You might consider just getting or making a strop to remove the burr.
Not everything needs to be done on the system.
 
Having used the same Lansky set for awhile, years ago, I can understand the difficulty removing the wire edge. With a guided system, since the angle doesn't vary, the apex can be made abnormally thin, sometimes freakishly thin, without breaking off the wire. When it gets that thin, the wire just barely deflects away from pressure exerted by the hone, which remains flush to the bevel and unchanging in angle - so it can't chase the burr to break it away. With some ductile steels, the thin burr (wire) can hang on tenaciously, much longer than it should. It happens more with the ceramic finishing stones (red 600/white 1000).
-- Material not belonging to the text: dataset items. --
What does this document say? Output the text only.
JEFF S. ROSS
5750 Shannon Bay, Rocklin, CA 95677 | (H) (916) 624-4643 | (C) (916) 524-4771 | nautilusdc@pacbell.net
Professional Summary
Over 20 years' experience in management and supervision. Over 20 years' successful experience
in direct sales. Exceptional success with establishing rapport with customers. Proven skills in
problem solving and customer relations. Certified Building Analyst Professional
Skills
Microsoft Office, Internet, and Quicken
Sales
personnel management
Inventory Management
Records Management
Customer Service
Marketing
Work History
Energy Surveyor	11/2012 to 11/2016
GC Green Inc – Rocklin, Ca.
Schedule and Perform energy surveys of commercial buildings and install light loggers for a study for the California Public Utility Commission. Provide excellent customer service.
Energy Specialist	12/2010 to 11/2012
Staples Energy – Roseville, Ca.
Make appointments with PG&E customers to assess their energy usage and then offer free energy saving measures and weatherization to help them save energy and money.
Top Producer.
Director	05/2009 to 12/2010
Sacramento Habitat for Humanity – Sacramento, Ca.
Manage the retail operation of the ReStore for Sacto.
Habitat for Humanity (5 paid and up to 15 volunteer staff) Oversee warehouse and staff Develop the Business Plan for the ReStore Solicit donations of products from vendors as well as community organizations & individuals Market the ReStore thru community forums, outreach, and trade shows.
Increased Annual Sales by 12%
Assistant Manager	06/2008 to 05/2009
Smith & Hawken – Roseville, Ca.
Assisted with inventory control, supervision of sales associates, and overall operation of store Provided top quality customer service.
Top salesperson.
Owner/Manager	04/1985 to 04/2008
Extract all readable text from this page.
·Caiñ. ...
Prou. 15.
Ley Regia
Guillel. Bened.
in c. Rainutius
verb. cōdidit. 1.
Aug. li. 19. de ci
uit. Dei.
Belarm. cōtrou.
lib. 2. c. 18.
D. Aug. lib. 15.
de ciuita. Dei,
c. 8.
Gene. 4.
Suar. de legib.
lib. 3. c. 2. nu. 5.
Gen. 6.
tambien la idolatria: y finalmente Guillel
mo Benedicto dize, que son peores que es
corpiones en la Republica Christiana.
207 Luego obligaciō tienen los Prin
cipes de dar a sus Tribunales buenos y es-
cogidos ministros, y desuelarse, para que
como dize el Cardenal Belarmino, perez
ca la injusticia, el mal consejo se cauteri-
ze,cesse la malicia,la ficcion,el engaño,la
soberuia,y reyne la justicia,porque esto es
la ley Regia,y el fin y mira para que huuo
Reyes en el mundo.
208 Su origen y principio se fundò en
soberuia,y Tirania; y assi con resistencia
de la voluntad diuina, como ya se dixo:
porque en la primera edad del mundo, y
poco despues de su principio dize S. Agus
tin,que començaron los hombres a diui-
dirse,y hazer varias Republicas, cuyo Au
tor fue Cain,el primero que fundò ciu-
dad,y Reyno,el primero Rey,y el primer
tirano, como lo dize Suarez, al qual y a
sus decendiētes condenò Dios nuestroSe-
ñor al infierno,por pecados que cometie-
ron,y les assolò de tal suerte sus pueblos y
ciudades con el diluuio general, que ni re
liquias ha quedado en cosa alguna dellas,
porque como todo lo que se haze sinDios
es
The easiest way to remove it with the guided system is to do so at an elevated angle. Use a higher angle setting than used for the initial bevel-setting. And if/when the wire gets thin enough, it can also be removed by stropping. If it's VERY thin, it can even break off by gently rubbing laterally across the edge with a fingertip. Obviously, you need to be careful with that. I did this more or less by accident, early on, in rubbing the edge and seeing a wide portion of the wire break off onto my fingertip. Thought something was very wrong in seeing that, until the light bulb came on in my head and I realized it was just a huge and very thin burr.

The diamond hones can make bevel-setting a bit easier and faster. My set was old, probably 1990s or earlier - but the stock aluminum oxide stones in that set were prone to loading up and clogging very fast, which made them very slow. I don't know if newer sets have improved on that. But it might still be an issue.
Good advice here. That said, if you go all the way to the fine stone and still have a burr flopping, that steel will really hold an edge one you get it taken off.

As has been said, get it to the point you’re getting it to on the lansky, then strop it. I bet you might be able to even use bare leather or cardboard. Give it a shot.
 
Get a coarse diamond stone and a medium diamond stone. Those are my most used. Those two stones alone will give you a very sharp and usable edge.

To go a step further, get the yellow handle white ceramic hone. After you finish sharpening take the yellow hone at the next highest angle and give each side a few light pressure passes.